Too many turns and not Enough shines?

Question By User elnelsonperez

Do any of you guys feel like you do too many turns but not enough shines? I feel like sometimes in my social dances I just go about doing any combination that comes to mind and forget about doing any cool shines.

I think part of the problem is that I don’t know when in the song to do the shines, and every time I want to do shines while social dancing I forget everything I practiced alone and fall back to the classic Susie Q.

Any tips to incorporate more shines into my dances? Thank you!

Answers

User unstoppable-force

no. most girls don’t even know what to do during a shine outside the very best of clubs. every one i’ve talked to about it just had no idea what to do when the guy lets go. shines are on the higher end of progressive testing. unless you’ve danced with this girl before, you start out easymode, testing something simple on whether she turns herself or not when you raise her hand. then gradually move up to higher moves. shines are much farther up the list than most think.

User edirgl

I believe that shines are a natural response on what the music makes you feel. During your dance I noticed that you hit musical breaks really well, then you shy out of shining. e.g. at 00:24, that break was hit smoothly and accurately, from there you could’ve let go and thrown in a couple of eights to shine, (personal opinion, the music made it fit perfectly)

Like the other folks say though, it depends who you’re dancing with, and it depends if she enjoys shining as well, it’s really awkward when she doesn’t know/enjoy shines, and there you’re letting her go on her own for too long.

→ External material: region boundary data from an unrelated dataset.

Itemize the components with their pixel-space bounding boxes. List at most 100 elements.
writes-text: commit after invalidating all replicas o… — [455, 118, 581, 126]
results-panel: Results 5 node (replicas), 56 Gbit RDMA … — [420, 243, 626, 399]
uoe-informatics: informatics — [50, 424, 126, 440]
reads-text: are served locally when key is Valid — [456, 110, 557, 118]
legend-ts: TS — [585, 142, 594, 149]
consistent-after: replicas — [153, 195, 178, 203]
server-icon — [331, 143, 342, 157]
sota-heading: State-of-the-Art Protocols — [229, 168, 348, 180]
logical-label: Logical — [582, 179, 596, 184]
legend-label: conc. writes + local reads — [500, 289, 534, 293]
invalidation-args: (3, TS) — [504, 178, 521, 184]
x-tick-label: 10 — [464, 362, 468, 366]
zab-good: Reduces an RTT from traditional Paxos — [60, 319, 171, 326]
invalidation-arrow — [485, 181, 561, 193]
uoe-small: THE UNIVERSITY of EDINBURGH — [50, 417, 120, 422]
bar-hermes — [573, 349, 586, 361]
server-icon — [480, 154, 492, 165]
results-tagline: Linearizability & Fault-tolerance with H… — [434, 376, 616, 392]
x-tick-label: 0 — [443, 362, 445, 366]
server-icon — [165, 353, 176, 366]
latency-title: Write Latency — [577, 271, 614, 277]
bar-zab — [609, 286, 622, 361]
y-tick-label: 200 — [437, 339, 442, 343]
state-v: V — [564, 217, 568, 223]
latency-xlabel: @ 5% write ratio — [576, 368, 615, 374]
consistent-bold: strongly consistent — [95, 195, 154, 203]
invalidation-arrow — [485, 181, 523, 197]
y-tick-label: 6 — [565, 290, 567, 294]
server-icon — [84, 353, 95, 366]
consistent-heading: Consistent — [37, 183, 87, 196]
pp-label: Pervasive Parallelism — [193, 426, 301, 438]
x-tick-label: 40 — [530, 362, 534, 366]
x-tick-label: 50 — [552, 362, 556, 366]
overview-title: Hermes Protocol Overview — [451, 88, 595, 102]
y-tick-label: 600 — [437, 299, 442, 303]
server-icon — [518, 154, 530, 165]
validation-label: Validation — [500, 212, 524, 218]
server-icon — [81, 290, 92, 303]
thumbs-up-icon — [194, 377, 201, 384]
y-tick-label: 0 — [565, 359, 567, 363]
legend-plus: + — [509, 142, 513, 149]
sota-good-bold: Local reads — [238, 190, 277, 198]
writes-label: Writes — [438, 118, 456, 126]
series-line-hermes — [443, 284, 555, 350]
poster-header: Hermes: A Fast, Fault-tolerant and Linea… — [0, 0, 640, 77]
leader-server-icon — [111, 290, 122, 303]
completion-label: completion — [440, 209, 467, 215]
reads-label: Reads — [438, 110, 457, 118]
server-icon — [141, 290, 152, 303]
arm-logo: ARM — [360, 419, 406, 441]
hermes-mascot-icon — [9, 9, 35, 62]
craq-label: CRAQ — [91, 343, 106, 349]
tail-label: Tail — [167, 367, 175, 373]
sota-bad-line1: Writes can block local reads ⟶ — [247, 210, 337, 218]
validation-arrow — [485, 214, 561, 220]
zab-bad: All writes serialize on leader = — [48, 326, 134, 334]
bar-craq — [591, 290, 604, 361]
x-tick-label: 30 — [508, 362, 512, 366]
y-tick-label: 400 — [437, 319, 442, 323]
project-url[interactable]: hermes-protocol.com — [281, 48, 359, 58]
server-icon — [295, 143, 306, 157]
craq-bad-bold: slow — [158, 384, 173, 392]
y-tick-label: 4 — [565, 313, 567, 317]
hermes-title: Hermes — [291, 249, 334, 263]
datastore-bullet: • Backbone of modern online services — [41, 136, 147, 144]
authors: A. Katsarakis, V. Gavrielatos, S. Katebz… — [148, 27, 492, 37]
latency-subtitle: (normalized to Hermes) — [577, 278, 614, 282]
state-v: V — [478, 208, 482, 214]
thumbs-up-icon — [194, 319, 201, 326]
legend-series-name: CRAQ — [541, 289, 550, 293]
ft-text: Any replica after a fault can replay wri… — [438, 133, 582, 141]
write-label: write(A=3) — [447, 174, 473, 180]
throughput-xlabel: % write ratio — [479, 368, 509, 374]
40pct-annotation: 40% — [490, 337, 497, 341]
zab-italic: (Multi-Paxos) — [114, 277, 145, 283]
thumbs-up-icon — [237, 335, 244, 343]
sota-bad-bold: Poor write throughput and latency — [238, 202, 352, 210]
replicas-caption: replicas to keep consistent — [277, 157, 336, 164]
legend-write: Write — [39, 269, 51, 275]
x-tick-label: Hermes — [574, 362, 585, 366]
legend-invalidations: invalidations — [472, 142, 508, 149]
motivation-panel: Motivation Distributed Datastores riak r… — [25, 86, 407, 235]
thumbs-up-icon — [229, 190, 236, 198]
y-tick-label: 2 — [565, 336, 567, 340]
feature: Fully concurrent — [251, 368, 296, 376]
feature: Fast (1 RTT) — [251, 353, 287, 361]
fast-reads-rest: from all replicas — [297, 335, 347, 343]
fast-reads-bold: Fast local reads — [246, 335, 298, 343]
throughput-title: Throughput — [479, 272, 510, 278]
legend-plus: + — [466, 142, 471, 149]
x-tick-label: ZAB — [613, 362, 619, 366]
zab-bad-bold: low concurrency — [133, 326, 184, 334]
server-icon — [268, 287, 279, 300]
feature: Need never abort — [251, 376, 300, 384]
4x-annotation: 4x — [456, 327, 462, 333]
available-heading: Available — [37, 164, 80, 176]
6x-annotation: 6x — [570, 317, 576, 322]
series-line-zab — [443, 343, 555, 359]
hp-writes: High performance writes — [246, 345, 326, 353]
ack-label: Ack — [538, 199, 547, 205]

And as for how to learn it,remember that it’s all practice, join footwork classes, look at footwork videos from congresses, there’s thousands on YouTube.

My 5 cents.

User r1bb1tTheFrog

Shines became fun for me when I learned body movement.

Body movement takes some practice, but once you get it, it looks really cool. Add it to a side basic or two step and you can do a lot with it.

The other comments are spot on. A lot of follows don’t know how to shine and default to Suzy Q. As soon as I see that, I go back to patterns, and she’s usually happier for it.

I also like to be aware of the follow’s expressions. In this dance, you have her smiling a lot which is great. She smiles the most during the stuff that is less common and unexpected but well executed, such as the slot change to New York walk and the triple spin that went right along with the music.

Keep up the good work.

User live1053

you can break off with your partner a little before, during, or slightly after the start of a section of a song you want to just bust out. There’s no right or wrong in shines. They are your expression of your internalization of the music you just processed.

Learning body movements and knowing your better body lines help tremendously in making you look polished and be more rhythmically in sync with the music during the shines.

But you have to do, analyze, adjust, and repeat. This is the most important.

One last thing it can be helpful if you keep timing or being aware during your shines so that you can pick up your partner smoothly to get back into partner dance. I dance On2 so when I’m done with shines I do my front side basic, which alerts my partner that I’m done let’s get back to dancing, to pick her up on 5 or 6. Then into a CBL.

User gumercindo1959

Good job, my man. I think people obsess too much with shines. In my mind, the simpler the better. First off, as others have said, it also depends on the follow – if your follow does not do shines (ie freezes up when you let go), then don’t do (too many shines). But, if your partner does enjoy expressing herself with the music, then go for it. But when you do. I would keep it simple and short (2 8 counts). It’s really just a variation of your basic. There are a number of things you can do with your basic that makes for cool footwork. It looks more natural compared to a rehearsed shine that looks like its from a performance group. I really like this guy – he has cool/simple footwork

User mstoltzfus97

I love shining, and I try to get a good shine routine in with every dance I have…

That said, others have already commented on the utter lack of shine-training, especially for beginner and intermediate-level follows… (My instructor happens to see the value in shines and how they can be used to improve overall dance form/and he uses alot of shines in his group performance routines he puts together, so he’s been teaching me building blocks for shines basically since I’ve started taking classes.) So I’ve found that, especially for your average follow who has stumbled across salsa dancing as a hobby or were intrigued about the club’s latin night and decided to pop in for the night, sending them out on their own to shine and expecting them to do anything other than stand there trying to stay in time with the basic and watching you with wide-eyed terror is asking too much…

Basically, as a lead, you most likely will be able to sense whether your follower is feeling the music or not, and if they are, when you let them go, go ham!!! Do a “drum hand slap” to the percussion, shoulder shimmy, do some son drops if theres a “pop” in the music, and basically just have a boatload of fun together (also, give her that “eye of approval” as she shines around too – goes wonders for connecting and will most certainly ensure follow-up dances)

If, on the other hand, they stand there with the deer-in-the-headlights-why-did-you-let-go-of-me-and-what-the-hell-are-you-doing look, dance a susie q, do a shoulder shimmy if the percussion allows, spin back in to pick her up, and stay connected for the remainder of the song.